A la page 160 de Je suis, le crâne (ou « bête vide ») est assimilé à une pierre au milieu de la figure ; or, la prière qui suit s’adresse à Celui qui « est en glaise de lumière » (D.A., p. 127) et qui nous fit être pour ne rien voir (surtout pas lui) : « Emettez les pierres », c’est à dire : « Donnez-nous votre lumière pour que s’allument les ampoules » : bref, c’est une autre manière, assurément moderne, de parler de la grâce.

A l’heure de mourir, lorsque le crâne ne crânera plus, la lumière quittera nos yeux ; viendront alors épitaphes et oraisons : redevenu néant, « [le] pauvre néon « Je suis » maintenant est éteint » (J.S., p. 174) ; ou : s’il « fait tout noir dans nos ténèbres respiratoires », c’est qu’il « n’y a plus aucune lumière à l’intérieur de la lampe du corps ». (J.S., p. 87). Dans le néon, c’est la lumière qui dit « Je suis » mais c’est aussi dans le sens de "Youhou ! je suis là ! il s’agit d’être !"… C’est beaucoup plus qu’un encouragement ; c’est le sens de la vie : « La lumière est le cri toujours visible du premier instant qui dure toujours. » (J.S., p. 74). Ici, la lumière est donc dedans – mais elle peut aussi, plus classiquement, être devant comme celle d’un phare ; c’est le cas dans L’Acte inconnu : « Dieu me sert de lanterne et de licou » (p. 31). Cette lumière est aussi celle que dispense le soleil pour aider les plantes et tout être à s’épanouir : on est loin de l’image d’un Dieu néfaste ; Dieu, ici, n’est pas du côté de l’entropie – c’est tout le contraire : « Dieu ordonne le chaos » (A.I., p. 168) mais cela peut encore se renverser et le chaos peut reprendre ses droits, ce que suggère sans doute le rembobinage du fil en « soahc el ennodro ueiD » (cf. banderole réversible).

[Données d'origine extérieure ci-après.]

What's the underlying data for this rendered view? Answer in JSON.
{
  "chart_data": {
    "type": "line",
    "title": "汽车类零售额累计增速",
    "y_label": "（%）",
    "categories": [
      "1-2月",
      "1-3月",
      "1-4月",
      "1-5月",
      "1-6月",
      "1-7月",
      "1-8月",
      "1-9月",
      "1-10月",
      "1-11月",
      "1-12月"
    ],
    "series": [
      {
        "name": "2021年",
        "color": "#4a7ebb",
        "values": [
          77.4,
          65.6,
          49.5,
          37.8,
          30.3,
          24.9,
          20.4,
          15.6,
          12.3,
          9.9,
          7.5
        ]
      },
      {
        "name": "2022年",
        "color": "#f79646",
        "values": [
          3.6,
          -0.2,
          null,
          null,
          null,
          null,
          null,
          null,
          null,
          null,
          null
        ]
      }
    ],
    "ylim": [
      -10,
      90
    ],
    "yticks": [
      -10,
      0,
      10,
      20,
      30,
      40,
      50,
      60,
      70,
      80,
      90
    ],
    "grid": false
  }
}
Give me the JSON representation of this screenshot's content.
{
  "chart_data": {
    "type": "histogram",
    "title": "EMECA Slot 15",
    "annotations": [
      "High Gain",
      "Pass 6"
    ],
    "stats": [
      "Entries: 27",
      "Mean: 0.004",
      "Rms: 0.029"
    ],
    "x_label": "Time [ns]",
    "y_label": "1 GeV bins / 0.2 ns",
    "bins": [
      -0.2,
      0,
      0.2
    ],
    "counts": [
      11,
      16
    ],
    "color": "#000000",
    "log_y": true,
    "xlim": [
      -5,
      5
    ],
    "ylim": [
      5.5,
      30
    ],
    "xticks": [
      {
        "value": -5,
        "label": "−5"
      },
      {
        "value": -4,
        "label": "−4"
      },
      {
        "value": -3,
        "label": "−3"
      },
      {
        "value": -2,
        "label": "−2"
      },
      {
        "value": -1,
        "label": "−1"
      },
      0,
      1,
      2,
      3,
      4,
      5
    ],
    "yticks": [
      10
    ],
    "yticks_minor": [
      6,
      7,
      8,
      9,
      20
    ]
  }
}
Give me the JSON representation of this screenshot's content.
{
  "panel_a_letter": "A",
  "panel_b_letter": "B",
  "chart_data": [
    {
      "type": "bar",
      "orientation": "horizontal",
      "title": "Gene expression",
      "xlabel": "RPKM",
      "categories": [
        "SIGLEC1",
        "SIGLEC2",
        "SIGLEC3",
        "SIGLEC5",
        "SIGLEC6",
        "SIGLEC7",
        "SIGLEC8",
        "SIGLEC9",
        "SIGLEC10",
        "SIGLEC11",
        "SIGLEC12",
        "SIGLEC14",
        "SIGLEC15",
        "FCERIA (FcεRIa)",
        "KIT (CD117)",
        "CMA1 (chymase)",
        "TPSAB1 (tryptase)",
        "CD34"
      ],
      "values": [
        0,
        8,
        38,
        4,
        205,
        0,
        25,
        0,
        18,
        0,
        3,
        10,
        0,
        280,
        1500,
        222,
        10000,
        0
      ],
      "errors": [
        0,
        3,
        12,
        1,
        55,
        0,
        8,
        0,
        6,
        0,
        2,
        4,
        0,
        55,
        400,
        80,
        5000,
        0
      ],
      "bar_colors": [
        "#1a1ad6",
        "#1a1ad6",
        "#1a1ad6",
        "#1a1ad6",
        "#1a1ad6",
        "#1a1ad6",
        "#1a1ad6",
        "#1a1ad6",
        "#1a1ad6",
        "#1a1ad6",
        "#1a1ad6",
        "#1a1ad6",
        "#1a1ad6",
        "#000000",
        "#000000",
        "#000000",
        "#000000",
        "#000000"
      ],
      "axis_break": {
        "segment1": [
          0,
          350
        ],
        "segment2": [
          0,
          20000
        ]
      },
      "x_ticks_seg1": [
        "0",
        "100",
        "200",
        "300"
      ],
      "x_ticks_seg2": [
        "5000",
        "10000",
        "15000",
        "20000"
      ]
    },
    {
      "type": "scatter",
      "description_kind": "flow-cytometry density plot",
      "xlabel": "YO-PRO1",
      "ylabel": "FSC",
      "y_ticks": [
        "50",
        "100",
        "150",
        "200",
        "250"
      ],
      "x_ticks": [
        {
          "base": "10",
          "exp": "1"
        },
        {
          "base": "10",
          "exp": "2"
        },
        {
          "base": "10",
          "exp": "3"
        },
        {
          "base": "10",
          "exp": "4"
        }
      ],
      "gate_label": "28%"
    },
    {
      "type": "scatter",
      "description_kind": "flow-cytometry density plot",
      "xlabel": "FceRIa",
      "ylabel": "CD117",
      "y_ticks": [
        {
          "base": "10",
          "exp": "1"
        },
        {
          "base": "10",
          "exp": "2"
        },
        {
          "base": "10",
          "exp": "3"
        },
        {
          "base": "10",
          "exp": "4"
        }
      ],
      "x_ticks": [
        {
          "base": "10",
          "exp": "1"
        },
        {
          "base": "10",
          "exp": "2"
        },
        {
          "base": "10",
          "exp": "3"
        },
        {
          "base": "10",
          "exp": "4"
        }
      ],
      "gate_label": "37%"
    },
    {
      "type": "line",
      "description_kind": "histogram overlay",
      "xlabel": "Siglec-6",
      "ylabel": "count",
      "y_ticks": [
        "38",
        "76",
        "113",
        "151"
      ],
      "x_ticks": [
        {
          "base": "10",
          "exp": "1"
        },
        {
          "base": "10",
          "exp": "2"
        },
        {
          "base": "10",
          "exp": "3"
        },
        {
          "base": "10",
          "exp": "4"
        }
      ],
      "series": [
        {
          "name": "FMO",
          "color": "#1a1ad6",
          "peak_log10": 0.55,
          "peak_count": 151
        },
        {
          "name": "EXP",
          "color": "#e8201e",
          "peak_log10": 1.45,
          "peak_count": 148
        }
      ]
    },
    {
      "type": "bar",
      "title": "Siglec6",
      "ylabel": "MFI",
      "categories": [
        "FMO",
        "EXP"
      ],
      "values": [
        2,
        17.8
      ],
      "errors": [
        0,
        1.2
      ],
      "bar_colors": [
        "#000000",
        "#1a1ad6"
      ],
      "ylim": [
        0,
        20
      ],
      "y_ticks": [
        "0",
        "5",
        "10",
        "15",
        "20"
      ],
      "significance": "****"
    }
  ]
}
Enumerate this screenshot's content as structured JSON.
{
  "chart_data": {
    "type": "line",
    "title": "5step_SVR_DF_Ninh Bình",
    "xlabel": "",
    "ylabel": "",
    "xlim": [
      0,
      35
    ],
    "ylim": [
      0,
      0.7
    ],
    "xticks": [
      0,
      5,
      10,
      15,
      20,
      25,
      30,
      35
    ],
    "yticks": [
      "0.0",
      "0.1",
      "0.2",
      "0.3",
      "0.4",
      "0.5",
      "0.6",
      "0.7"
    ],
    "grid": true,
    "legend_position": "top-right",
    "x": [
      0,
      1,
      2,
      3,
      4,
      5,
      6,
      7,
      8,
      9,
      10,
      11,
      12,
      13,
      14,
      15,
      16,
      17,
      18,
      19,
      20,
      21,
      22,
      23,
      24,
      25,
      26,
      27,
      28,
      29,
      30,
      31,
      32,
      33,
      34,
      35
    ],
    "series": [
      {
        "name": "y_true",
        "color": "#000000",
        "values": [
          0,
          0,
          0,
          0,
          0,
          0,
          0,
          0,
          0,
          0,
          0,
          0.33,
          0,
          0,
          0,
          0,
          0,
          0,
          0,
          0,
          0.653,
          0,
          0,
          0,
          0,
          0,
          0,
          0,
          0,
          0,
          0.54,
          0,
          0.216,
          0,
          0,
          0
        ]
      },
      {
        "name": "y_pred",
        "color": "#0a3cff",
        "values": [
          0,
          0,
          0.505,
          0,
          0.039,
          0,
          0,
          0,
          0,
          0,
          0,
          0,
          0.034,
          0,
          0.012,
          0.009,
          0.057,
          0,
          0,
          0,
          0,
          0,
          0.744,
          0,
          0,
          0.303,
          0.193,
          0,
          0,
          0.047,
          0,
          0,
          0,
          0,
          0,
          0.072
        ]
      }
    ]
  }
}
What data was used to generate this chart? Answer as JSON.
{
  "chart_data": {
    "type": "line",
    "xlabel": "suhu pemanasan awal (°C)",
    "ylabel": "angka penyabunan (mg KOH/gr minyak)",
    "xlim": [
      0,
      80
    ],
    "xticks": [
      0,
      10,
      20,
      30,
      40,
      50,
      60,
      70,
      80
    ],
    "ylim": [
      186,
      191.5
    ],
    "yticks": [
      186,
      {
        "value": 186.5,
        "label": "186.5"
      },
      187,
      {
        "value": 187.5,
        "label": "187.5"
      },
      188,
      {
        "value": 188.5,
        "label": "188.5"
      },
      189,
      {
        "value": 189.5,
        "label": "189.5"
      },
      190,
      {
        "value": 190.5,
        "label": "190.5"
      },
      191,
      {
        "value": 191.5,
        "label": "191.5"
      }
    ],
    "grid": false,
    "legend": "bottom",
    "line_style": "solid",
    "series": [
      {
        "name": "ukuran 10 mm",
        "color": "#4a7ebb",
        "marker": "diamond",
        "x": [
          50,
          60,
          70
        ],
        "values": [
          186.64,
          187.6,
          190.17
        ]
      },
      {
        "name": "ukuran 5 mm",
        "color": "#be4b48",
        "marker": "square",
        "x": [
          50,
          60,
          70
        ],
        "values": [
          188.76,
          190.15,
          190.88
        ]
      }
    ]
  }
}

Dans La Scène (p. 67), on accuse la « Lumière » de nous accabler de « ténèbres » : présentée ici de façon paradoxale, la lumière est aussi comique – en tout cas, il semblerait qu’il existe bel et bien un « soleil du rire » sous le signe duquel il faut toujours se placer et auquel Céline était sensible (« quelle lumière dans notre affreux ciel ! » écrivait-il au Pasteur Löchen), tout comme semble l’être Valère Novarina.

Retravailler à l’infini cette image de la dive lumière en la modernisant à l’occasion (néon, boîte d’allumettes, etc.) permet à l’auteur d’enrichir, souvent très originalement, une tradition théologique très ancienne mais aussi tout un corpus d’expressions contemporaines éventuellement populaires comme  "être éteint" et "un allumé". Novariniennement parlant, Adam est allumé puis éteint, allumé puis éteint et allumé-éteint jusqu’à la fin des temps – le message sous-jacent est aussi comme une incitation à s’auto-allumer (quitte à passer pour un illuminé un peu allumé sur les bords) au lieu d’être complètement éteint : c’est qu’il faut peut-être alimenter un peu ce feu intérieur, cette lumière qui gît en nous dans la demeure fragile-tragique du corps et qui clignote à la manière d’un néon, qui serait donc respiratoire. Un autre auteur a su parler avec talent de la lumière, et en se plaçant un peu sur le même plan que Novarina, c’est Malcolm de Chazal écrivant dans Sens-plastique: « La couleur est un prêche ; la lumière est une messe. La couleur nous instruit de la lumière ; la lumière nous instruit de Dieu ».